Residual analysis of a the LSRM for the western part of the Corinth Gulf using an exponential c.i.f., b the LSRM for the eastern part of the Corinth Gulf using an exponential c.i.f. c the SSRM using an exponential c.i.f. d the SSRM using a Weibull-type c.i.f

Fig. 14
figure 14

Residual analysis of a the LSRM for the subarea of Kefalonia using an exponential c.i.f. b the LSRM for the subarea of Lefkada using an exponential c.i.f. c the SSRM using an exponential c.i.f. d the SSRM using a Weibull-type c.i.f

Discussion and conclusions

In summary, despite its simplicity, the LSRM achieves to combine simple and basic ideas into a stochastic framework and could be taken into account as a first step towards the understanding of coupling and the interactions between areas. It is applied to fit earthquake data from the Corinth Gulf and the central Ionian Islands areas, which are among the most seismically active ones in Europe. The behavior of the point process is determined by the conditional intensity function (c.i.f.). A Weibull-type c.i.f. is proposed, as a more flexible alternative than the one having an exponential-type. Although the curves are quite similar, the Akaike information criterion, which is used in order to evaluate competing models, in both cases clearly favors the use of the “classical” exponential form. The regionalization is an important aspect that arises when applying LSRM. In our case, the two study areas are divided based on seismotectonic criteria, comprise enough data for the numerical optimization to be e performed.

The interaction between different parts of an area is of major importance. An earthquake could accelerate or delay a second one, even at a quite distant area within a period of some years. Although the results do not reveal clearly the kind of interactions and the coupling between subareas, evidence is provided that the interactions imply damping from each subarea to another in both cases, the Corinth Gulf and central Ionian Islands. The motivation of finding out the style of interactions led to the application of the ISRM in the cases where the relation between earthquakes occurring in each subarea could not be proved.

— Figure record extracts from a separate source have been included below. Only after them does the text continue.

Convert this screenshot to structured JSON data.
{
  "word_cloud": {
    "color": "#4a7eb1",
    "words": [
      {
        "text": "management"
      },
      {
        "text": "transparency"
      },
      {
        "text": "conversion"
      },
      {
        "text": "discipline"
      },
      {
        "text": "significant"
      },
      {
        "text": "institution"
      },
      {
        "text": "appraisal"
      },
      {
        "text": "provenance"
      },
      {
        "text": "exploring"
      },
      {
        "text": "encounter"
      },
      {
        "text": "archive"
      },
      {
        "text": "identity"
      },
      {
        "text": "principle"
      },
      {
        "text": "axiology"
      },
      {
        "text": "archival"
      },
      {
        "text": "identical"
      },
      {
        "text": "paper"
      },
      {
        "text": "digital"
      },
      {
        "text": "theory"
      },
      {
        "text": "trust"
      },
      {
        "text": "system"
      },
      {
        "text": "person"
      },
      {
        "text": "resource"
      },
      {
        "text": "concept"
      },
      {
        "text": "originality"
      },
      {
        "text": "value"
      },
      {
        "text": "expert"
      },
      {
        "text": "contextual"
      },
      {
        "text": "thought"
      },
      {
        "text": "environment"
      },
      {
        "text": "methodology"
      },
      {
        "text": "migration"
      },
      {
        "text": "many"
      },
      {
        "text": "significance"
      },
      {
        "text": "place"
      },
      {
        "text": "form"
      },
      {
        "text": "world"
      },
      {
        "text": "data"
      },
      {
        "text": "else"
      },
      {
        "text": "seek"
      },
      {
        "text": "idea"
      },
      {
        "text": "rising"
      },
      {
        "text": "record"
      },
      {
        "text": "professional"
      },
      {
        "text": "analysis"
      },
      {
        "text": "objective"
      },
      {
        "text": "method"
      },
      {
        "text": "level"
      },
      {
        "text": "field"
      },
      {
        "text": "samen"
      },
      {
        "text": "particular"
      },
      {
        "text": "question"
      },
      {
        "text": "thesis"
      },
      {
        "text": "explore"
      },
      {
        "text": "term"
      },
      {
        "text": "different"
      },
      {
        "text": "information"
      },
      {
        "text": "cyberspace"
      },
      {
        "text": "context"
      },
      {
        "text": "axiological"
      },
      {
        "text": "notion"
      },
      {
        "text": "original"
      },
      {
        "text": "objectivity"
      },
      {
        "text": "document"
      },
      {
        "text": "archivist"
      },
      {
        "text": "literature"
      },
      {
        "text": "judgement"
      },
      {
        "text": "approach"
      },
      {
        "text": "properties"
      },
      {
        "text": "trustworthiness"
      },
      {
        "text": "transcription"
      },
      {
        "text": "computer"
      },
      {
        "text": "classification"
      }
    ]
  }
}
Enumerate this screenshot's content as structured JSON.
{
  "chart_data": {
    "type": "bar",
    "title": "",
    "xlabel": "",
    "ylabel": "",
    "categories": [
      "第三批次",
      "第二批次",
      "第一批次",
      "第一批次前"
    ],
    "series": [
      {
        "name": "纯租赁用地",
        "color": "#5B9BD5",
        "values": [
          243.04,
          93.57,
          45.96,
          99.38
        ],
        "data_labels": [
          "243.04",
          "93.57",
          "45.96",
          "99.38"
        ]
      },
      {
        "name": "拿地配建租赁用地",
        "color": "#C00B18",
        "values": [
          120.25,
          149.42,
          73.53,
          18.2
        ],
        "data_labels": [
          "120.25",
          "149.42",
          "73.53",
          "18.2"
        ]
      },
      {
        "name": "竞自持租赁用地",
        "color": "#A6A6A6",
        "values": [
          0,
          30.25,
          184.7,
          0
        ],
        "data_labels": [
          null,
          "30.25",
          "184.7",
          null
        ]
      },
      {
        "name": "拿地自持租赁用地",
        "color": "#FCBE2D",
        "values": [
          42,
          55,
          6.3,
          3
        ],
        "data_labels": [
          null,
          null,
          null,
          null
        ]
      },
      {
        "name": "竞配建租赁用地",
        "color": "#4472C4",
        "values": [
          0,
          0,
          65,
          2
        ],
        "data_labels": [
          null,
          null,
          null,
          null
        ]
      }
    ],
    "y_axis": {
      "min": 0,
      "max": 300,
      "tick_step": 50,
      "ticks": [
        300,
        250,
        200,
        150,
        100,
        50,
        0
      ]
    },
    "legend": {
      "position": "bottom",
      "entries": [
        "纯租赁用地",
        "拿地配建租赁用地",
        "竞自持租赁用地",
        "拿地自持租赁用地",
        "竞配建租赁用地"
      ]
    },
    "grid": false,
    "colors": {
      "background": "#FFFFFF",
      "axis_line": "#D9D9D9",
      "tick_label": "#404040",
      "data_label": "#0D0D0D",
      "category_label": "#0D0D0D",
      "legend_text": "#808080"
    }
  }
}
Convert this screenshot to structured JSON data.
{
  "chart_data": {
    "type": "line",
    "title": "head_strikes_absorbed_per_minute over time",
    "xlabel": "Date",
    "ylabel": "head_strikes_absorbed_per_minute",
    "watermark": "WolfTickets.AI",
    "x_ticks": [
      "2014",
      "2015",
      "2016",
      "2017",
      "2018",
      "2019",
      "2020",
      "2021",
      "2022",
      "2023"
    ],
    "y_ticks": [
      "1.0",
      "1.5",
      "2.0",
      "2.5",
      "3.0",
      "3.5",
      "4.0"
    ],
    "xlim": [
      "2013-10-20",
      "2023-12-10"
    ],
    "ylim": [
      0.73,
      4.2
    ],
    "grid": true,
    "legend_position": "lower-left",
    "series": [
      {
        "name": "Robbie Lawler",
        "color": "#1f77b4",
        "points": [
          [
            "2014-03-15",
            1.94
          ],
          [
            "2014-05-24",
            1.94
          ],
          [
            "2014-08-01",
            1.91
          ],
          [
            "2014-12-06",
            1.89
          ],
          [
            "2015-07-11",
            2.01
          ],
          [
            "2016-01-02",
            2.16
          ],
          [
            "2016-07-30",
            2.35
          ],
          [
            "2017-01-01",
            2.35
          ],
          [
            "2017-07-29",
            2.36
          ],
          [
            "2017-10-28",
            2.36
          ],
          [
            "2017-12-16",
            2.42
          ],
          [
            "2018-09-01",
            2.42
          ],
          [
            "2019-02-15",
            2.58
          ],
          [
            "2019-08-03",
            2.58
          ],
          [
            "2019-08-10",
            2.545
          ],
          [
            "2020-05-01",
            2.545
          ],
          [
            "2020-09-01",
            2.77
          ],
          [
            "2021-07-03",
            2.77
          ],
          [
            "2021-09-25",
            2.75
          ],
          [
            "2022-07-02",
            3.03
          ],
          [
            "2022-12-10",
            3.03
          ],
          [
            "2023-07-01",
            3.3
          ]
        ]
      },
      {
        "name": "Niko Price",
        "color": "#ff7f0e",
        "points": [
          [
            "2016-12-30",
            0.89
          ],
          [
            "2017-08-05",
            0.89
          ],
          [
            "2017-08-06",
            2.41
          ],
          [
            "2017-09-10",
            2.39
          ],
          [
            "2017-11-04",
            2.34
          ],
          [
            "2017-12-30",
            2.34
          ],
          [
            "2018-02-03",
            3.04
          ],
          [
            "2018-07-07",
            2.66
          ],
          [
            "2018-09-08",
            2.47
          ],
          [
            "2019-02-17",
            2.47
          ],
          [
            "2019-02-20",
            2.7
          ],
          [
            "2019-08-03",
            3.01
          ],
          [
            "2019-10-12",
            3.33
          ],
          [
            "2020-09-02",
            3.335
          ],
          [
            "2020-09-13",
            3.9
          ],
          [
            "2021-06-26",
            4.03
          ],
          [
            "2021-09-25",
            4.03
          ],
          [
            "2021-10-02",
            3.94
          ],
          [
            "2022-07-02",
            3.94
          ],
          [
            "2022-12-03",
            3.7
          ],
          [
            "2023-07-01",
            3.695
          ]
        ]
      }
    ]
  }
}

The SSRM was applied in the western part of the Corinth Gulf by Rotondi and Varini (2006), and their results although based on different data samples and regionalization, are similar with ours regarding the shape and the trend of the conditional intensity functions. Our results regarding the central Ionian Islands are also comparable with those of Votsi et al. (2011) since both transfer parameters are found positive in both studies.

Particular attention was paid to computational issues. One of the main drawbacks of the maximum likelihood estimation (MLE) method, which is adopted for parameter estimation, is the sensitivity on the initial values used. The parameter space was scanned numerically using a dense grid after taking also into account the model restrictions. These values were then used for examining the convergence and investigating the maximum of the log-likelihood function. Besides point estimation, interval estimation was also performed for the results to be more robust. The aim of stochastic modeling is the combination of both geophysical meaning and algorithm convergence.